La conférence devait passer inaperçue. Organisée à Vilnius, sur les bords de la mer Baltique, et consacrée au rôle de l'«Organisation du traité de l'Atlantique-Nord dans la sécurité européenne», elle promettait de ne susciter que des propos attendus et de vagues promesses. D'autant que ses principaux participants, neuf ministres des Affaires étrangères de modestes Etats d'Europe centrale et orientale, ne sont que des acteurs mineurs de la scène politique internationale. Et pourtant. Saisissant l'occasion, l'Estonie, la Lettonie, la Lituanie, la Slovaquie, la Slovénie, la Roumanie, la Bulgarie, la Macédoine et l'Albanie ont créé l'événement en mettant au défi l'OTAN de les admettre toutes ensemble en son sein lors de son prochain sommet, prévu en 2002. Assez! Ils en avaient assez d'attendre en vain qu'on leur propose un calendrier d'adhésion, près d'une décennie après l'explosion de l'Union soviétique et une année après l'adhésion de la Pologne, de la République tchèque et de la Hongrie.

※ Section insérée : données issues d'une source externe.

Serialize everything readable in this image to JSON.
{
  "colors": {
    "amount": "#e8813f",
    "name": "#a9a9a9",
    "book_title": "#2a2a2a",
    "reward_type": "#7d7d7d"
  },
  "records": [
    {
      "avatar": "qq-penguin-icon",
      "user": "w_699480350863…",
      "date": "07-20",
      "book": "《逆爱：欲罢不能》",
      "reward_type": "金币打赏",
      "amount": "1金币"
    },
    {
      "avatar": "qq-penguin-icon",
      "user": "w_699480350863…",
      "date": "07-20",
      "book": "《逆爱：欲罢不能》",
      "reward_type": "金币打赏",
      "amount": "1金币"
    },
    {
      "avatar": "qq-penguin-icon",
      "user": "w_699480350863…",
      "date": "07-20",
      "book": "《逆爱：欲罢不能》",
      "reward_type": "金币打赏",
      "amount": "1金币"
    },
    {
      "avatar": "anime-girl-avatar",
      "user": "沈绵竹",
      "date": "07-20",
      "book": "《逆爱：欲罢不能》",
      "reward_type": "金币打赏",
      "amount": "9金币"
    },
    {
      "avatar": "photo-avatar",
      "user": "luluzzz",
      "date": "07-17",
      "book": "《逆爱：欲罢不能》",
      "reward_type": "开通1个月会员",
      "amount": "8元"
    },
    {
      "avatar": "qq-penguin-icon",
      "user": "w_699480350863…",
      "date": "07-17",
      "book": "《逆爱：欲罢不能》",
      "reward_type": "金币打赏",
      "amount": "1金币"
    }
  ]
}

La requête n'est pas nouvelle. La surprise vient de la volonté de ces neuf Etats de faire désormais front commun pour obtenir gain de cause. Leurs démarches, en effet, avaient été marquées jusqu'ici par un esprit de forte rivalité, chacun essayant de s'imposer en persuadant l'OTAN qu'il était meilleur que les autres. Les pays Baltes se vantaient ainsi d'être plus démocratiques que leurs concurrents, tandis que les candidats balkaniques misaient sur leur bonne conduite pendant la guerre du Kosovo pour être avantagés. Une telle attitude a souvent conduit à l'agacement toutefois, comme en a attesté un responsable du Département d'Etat américain qui qualifia un jour ces pratiques d'«inconvenant concours de beauté». Les neuf en ont pris note, pour suivre désormais une tout autre stratégie, qu'ils savent révolutionnaire et qu'ils espèrent décisive, comme le laisse entendre le nom qu'ils lui ont donné: le «Big Bang».

Ce changement d'approche a été non seulement dicté par l'expérience d'une série d'échecs mais aussi par un bouleversement de conjoncture. L'OTAN éprouve actuellement des difficultés à absorber ses trois nouveaux membres et la perspective d'en avaler neuf de plus l'effraie à juste titre: prendre des décisions à l'unanimité lui est déjà difficile à 19, alors à 28! Il est donc devenu essentiel pour les postulants de prouver leur sens de la discipline et de la solidarité. Et puis – et surtout – l'arrivée au pouvoir à Moscou d'un nouveau président, Vladimir Poutine, décidé à rendre à la Russie une bonne part de son autorité et de son influence passées sur la scène internationale, laisse entrevoir le jour où tout nouvel élargissement de l'OTAN pourrait rencontrer une opposition insurmontable. Il s'agit donc d'adhérer le plus vite possible, au risque de ne jamais plus pouvoir le faire.

«Les pays d'Europe centrale (...) se sont trouvés pendant des siècles dans une zone grise incertaine, gouvernée par la force et non par le principe de la loi. Or, nous souhaitons que cette expérience amère ne se répète jamais plus», a déclaré le président Lituanien Valdas Adamkus, au cours de la conférence de Vilnius. «Ayant bien trop souvent expérimenté dans notre propre histoire les effets de l'indifférence politique pour le destin d'autrui, nous sommes déterminés à défendre» les valeurs de la communauté atlantique, a souligné pour sa part celui que beaucoup voient comme le cerveau de la nouvelle approche, le ministre lituanien des Affaires étrangères Algirdas Saudargas. Avant d'affirmer: «Si chaque pays doit être considéré en fonction de ses propres mérites, nous croyons que l'intégration de chaque démocratie sera un succès pour nous tous et l'intégration de tous nos pays un succès pour l'Europe et pour l'OTAN.»

«Nous avons besoin de poursuivre notre élargissement. Cela signifie rester fidèle à notre engagement politique aux nouvelles démocraties du continent de sorte qu'elles puissent appartenir pleinement à une communauté euro-atlantique sûre et prospère», a déclaré, à Vilnius toujours, le secrétaire général de l'Alliance atlantique, George Robertson. Ce dernier aurait pleinement rassuré son auditoire s'il ne s'était senti obligé de souligner sur sa lancée le besoin opposé «de remettre sur les rails» les relations entre son organisation et le Kremlin, sans lequel la nouvelle architecture de sécurité serait selon lui inopérante. Or, Vladimir Poutine a très récemment estimé que l'expansion d'alliances militaires aux frontières de la Russie menacerait les intérêts de son pays en matière de sécurité.